Saturday, April 9, 2016

On not being here

   Although looking too long into a stranger's eyes has always felt to me like a bit of a potential altercation, I did grow up in a crowded city with an active street life, so people seemed to be looking at and negotiating the surroundings we shared. It may not have been a great space, or perhaps it was one that felt contested, but still it acted as a common denominator for us.
   Although I didn't think about it much back then, many of the same things that impacted me also affected those around me. Even people who were extremely intoxicated or publicly under the influence of drugs seemed to be existing in this shared space more than so many of the people I see contemporarily; smartphones have taken many away.

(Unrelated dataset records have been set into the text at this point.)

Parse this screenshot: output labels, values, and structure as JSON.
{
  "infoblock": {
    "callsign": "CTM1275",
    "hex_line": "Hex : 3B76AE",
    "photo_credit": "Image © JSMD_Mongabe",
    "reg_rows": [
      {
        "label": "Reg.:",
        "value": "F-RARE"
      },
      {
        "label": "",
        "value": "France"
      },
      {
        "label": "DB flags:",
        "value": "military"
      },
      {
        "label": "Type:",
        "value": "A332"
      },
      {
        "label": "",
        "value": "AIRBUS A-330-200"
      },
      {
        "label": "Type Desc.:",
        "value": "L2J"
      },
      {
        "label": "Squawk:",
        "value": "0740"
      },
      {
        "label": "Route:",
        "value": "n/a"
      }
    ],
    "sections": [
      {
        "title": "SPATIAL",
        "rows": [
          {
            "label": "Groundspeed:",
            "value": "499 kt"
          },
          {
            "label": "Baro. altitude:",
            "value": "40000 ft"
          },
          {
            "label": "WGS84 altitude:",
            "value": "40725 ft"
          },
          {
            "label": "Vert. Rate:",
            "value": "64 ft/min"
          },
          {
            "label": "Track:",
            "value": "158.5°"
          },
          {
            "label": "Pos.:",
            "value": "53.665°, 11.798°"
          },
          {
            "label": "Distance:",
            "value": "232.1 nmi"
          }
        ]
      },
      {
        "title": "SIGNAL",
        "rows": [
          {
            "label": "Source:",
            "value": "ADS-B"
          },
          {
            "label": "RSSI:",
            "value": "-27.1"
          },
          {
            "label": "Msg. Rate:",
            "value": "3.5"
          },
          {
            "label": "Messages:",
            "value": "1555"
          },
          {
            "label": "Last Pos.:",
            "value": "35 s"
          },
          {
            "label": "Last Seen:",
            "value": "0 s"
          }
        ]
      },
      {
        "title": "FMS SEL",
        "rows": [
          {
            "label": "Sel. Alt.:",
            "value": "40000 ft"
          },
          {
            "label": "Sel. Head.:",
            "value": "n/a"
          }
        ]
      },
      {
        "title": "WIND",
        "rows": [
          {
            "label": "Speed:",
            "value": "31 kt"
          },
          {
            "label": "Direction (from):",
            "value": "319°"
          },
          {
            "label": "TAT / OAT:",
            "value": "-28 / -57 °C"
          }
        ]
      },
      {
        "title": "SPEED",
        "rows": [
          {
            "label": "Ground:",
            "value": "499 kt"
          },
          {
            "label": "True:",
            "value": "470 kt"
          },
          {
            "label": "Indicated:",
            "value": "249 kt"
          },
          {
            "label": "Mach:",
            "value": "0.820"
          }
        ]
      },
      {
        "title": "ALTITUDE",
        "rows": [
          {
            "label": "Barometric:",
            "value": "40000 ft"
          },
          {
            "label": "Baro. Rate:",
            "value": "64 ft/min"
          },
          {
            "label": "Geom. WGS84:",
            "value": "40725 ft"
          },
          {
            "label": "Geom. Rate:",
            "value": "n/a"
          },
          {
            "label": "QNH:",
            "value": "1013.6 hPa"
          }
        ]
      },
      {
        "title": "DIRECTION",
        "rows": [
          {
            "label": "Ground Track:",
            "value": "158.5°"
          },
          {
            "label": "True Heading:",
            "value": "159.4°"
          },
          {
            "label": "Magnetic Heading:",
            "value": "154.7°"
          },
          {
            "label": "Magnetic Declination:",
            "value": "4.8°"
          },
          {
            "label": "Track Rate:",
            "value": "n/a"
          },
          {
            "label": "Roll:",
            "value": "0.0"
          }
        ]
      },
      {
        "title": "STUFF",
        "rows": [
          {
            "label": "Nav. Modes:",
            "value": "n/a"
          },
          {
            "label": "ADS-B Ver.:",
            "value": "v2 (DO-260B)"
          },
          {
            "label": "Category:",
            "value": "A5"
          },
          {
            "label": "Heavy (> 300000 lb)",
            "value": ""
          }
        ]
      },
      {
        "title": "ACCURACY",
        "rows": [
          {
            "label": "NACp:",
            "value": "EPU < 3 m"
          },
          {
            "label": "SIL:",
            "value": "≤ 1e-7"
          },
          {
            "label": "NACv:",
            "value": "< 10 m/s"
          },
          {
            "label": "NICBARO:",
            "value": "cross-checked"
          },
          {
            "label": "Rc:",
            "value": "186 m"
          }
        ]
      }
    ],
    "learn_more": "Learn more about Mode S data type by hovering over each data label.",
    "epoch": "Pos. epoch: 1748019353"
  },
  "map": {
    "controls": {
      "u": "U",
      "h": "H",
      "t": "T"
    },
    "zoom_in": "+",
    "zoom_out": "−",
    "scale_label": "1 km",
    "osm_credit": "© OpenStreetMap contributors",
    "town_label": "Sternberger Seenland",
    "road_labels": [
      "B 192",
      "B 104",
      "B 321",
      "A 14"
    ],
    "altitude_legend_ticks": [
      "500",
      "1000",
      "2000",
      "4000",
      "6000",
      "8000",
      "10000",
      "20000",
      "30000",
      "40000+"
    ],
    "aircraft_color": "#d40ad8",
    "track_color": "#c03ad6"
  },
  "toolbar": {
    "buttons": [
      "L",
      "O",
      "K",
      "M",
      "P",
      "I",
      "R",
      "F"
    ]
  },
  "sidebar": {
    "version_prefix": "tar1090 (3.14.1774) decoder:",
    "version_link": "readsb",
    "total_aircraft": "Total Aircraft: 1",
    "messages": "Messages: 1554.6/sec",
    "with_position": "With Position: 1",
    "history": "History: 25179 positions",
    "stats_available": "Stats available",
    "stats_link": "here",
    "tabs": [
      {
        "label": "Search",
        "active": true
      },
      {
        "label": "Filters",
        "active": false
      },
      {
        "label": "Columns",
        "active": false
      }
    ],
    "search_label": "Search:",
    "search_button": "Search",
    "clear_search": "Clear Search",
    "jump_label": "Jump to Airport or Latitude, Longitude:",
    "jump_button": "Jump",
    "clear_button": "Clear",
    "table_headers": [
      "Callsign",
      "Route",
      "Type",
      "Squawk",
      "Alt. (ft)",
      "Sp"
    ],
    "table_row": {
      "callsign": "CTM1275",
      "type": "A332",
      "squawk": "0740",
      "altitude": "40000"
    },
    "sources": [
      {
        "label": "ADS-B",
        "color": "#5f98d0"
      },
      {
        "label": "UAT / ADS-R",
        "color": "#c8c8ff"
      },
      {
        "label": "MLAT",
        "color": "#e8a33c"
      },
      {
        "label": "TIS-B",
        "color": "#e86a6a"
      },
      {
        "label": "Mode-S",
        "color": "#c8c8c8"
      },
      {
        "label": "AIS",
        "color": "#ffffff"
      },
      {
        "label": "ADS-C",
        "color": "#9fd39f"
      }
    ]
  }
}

   The insistent downward attention to technology creates a new public space, but one that seems filled with a kind of ghostly presence. The people that I see appear present physically, but often no more than that. They pass me on the street, though rarely look my way. They seem to be neither completely here nor wholly somewhere else.
   As a person that has often found it hard to see others in a three dimensional way (finding it difficult to take into account other's histories, fears and insecurities), the predominance of smartphone technology in the world we share has made this even harder for me as it relates to strangers; they almost literally strike me as two dimensional in the places that we share.
   I long for the days, though probably remembered ideally, when strangers and I would meet in a shared environment, and although sometimes contested or even antagonisitc, neither could say that we were not completely there.
   Of course, we really are still together, but I do now often feel alone.